Things change if the power wires are carrying a lot of current.
essjaye:
Is there a technique where I am supposed to wire each Negative lead to some type of junction and therefore only requiring a single negative wire to the breadboard ?
Does your breadboard have power rails?
If it does, a single ground wire from the arduino to the "-" rail makes the rest of that rail available to all of the components on the board.
essjaye:
But how do I merge all the signal wires into one ?
Are you thinking signal ground or the actual wire with the signal? If the latter, then obviously they have to go from sensor to the chosen arduino pin.
For example if I had 20 buttons and 20 switches and that would result in 40 wires that would need to be connected to Negative rail on the breadboard and then that would be taken to the Arduino GND.
How do I merge the 40 Negative wires, so that only 1 wire needs to go the negative rail on the breadboard?
Perhaps it would help if you drew a wiring diagram (at least a partial, perhaps not all switches etc)
Draw it such that different areas of the diagram represent different of your project (i.e. panel, breadboard, indicator LEDs etc)

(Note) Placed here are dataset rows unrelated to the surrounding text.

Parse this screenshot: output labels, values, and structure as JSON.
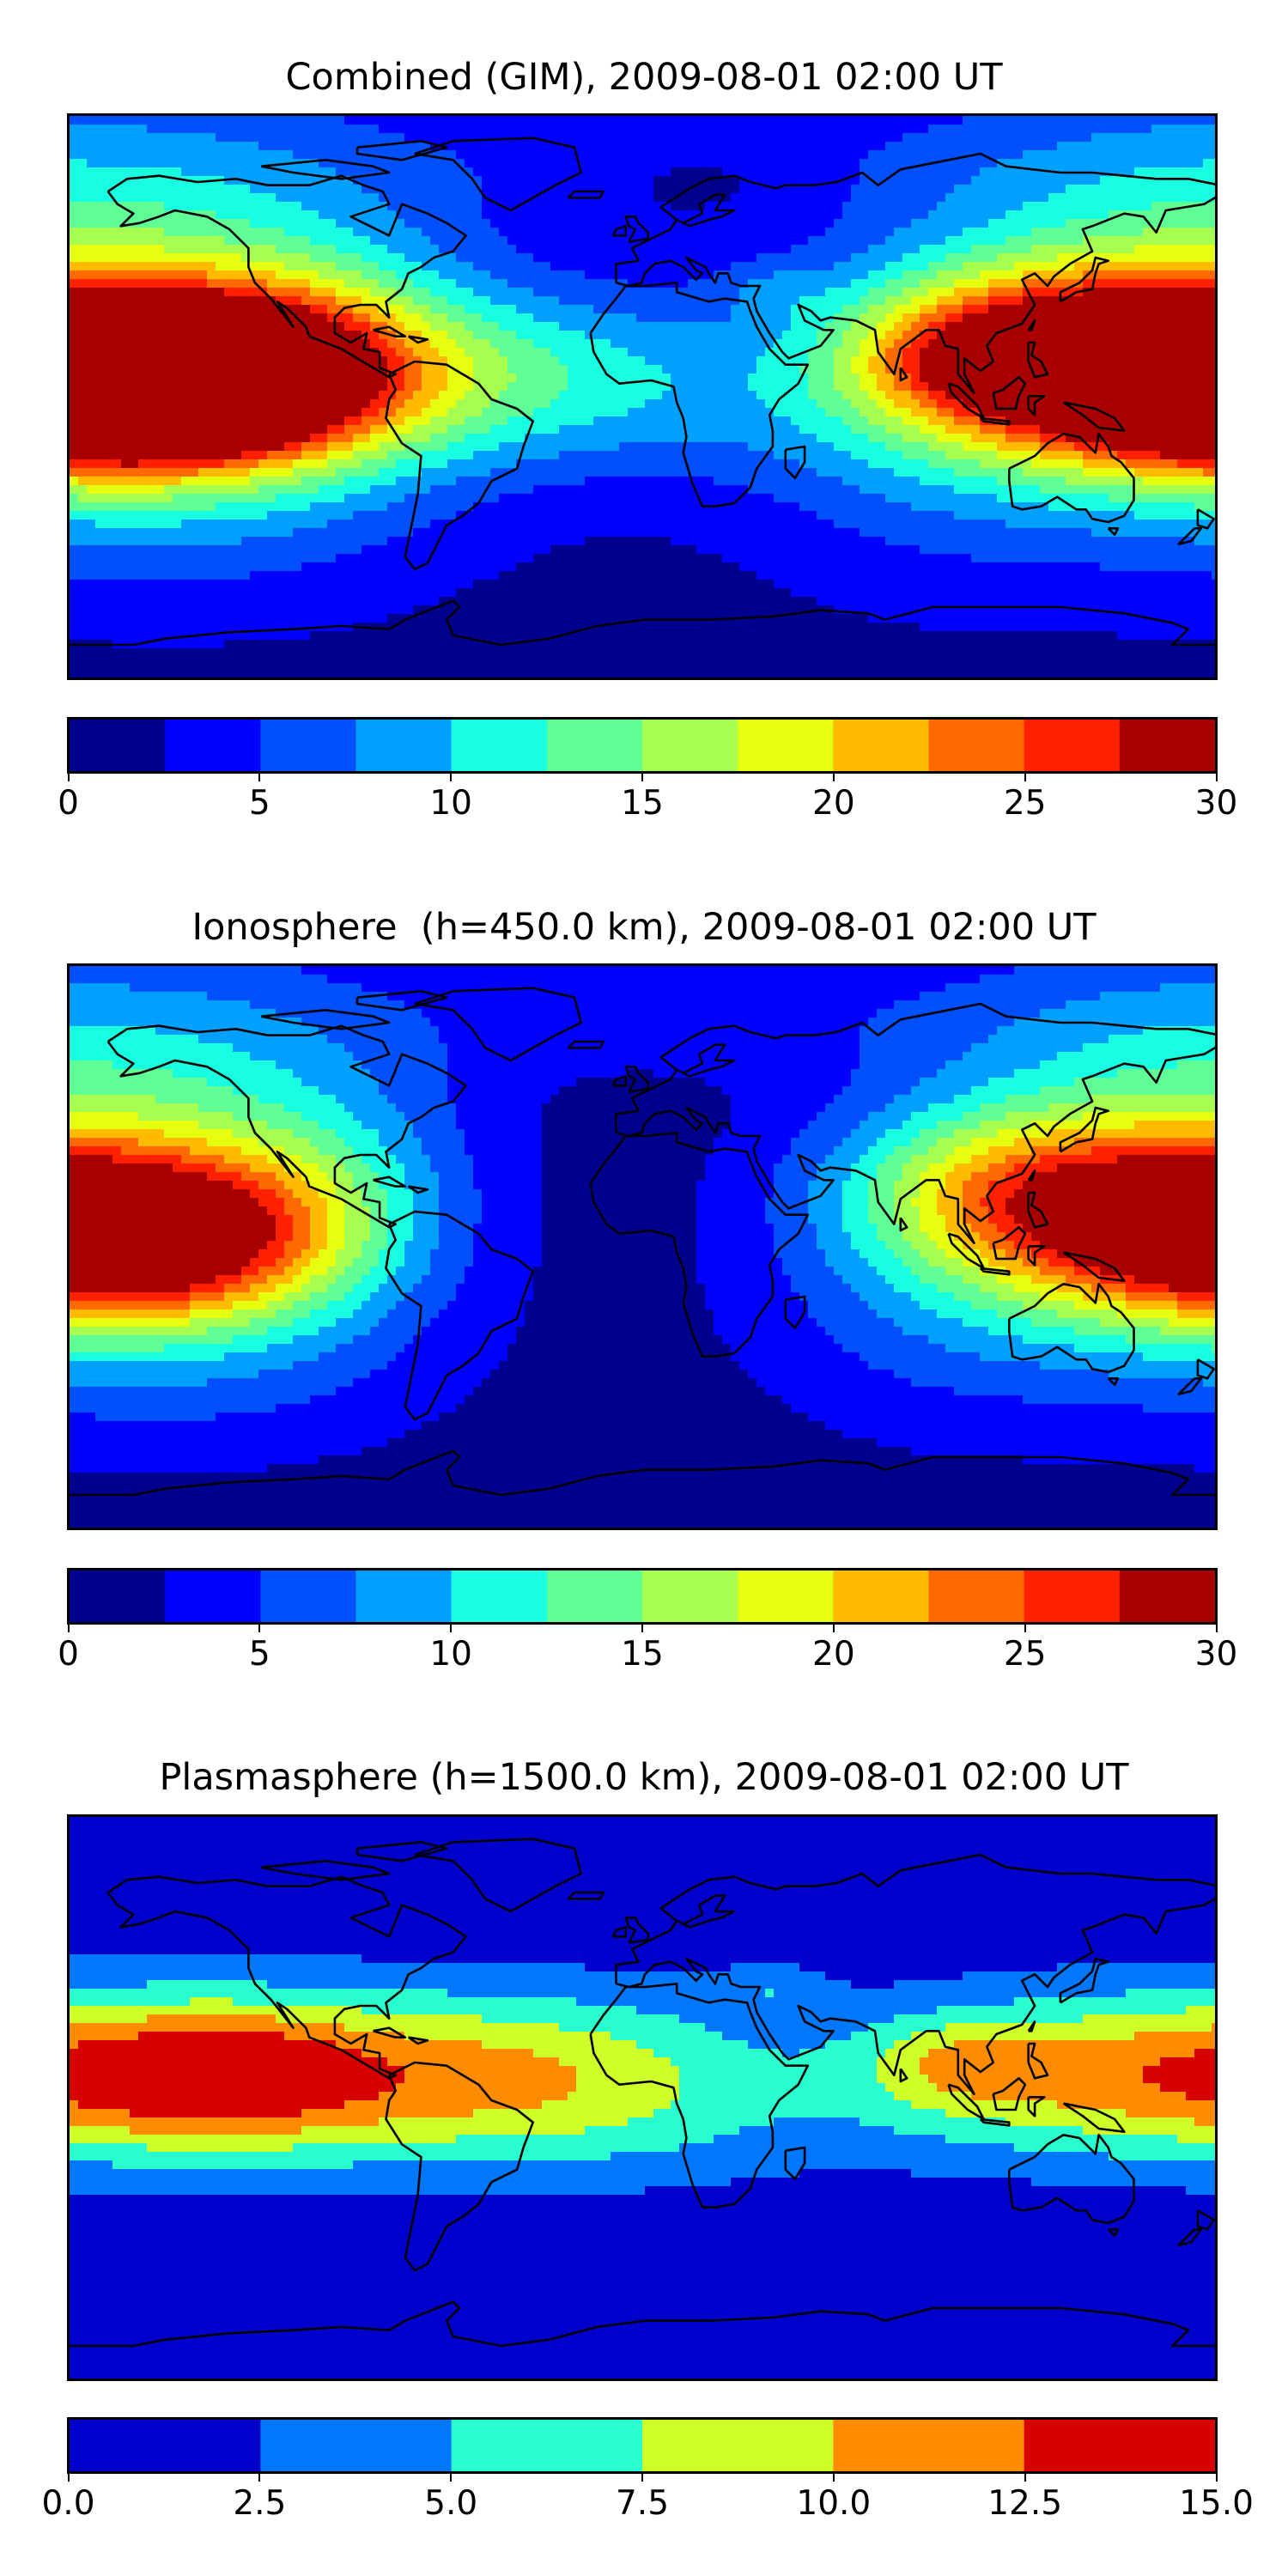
{
  "panels": [
    {
      "title": "Combined (GIM), 2009-08-01 02:00 UT",
      "colorbar": {
        "min": 0,
        "max": 30,
        "ticks": [
          "0",
          "5",
          "10",
          "15",
          "20",
          "25",
          "30"
        ],
        "colors": [
          "#00008f",
          "#0000ff",
          "#0050ff",
          "#00a0ff",
          "#17ffe0",
          "#60ff96",
          "#a6ff50",
          "#e6ff10",
          "#ffbb00",
          "#ff6a00",
          "#ff2000",
          "#a80000"
        ]
      },
      "field": "combined"
    },
    {
      "title": "Ionosphere  (h=450.0 km), 2009-08-01 02:00 UT",
      "colorbar": {
        "min": 0,
        "max": 30,
        "ticks": [
          "0",
          "5",
          "10",
          "15",
          "20",
          "25",
          "30"
        ],
        "colors": [
          "#00008f",
          "#0000ff",
          "#0050ff",
          "#00a0ff",
          "#17ffe0",
          "#60ff96",
          "#a6ff50",
          "#e6ff10",
          "#ffbb00",
          "#ff6a00",
          "#ff2000",
          "#a80000"
        ]
      },
      "field": "ionosphere"
    },
    {
      "title": "Plasmasphere (h=1500.0 km), 2009-08-01 02:00 UT",
      "colorbar": {
        "min": 0,
        "max": 15,
        "ticks": [
          "0.0",
          "2.5",
          "5.0",
          "7.5",
          "10.0",
          "12.5",
          "15.0"
        ],
        "colors": [
          "#0000cc",
          "#0077ff",
          "#29ffce",
          "#ceff29",
          "#ff8c00",
          "#d90000"
        ]
      },
      "field": "plasmasphere"
    }
  ]
}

For you 20 switch example, as long as they don't carry power you can jump all the switches (one to the next etc) for ground. Leaving you with 21 wires to deal with.
Just connect the ground pins of all the switches to the nearest one, chaining them all together. Or make it a star. Or whatever suits your layout, as long as they're all connected. Then from one point you connect that web to the outgoing wire.
As you have 40 switches and buttons, you can reduce your total wire count to 13 by wiring them as button matrix (you will see all diagrams of buttons in a nice square, 5x8 or 6x7 would work for you, but of course that's just a diagram, they don't have to be arranged like that - just wired like that). To be able to detect every individual one you will have to add a diode to each switch. Sparkfun has a good tutorial explaining the basics of matrixes.
Still too many? You can reduce the wire count to just 7 by charlieplexing your buttons, but now the reading (and wiring) of the buttons becomes a lot more complex than if you were simply using a matrix.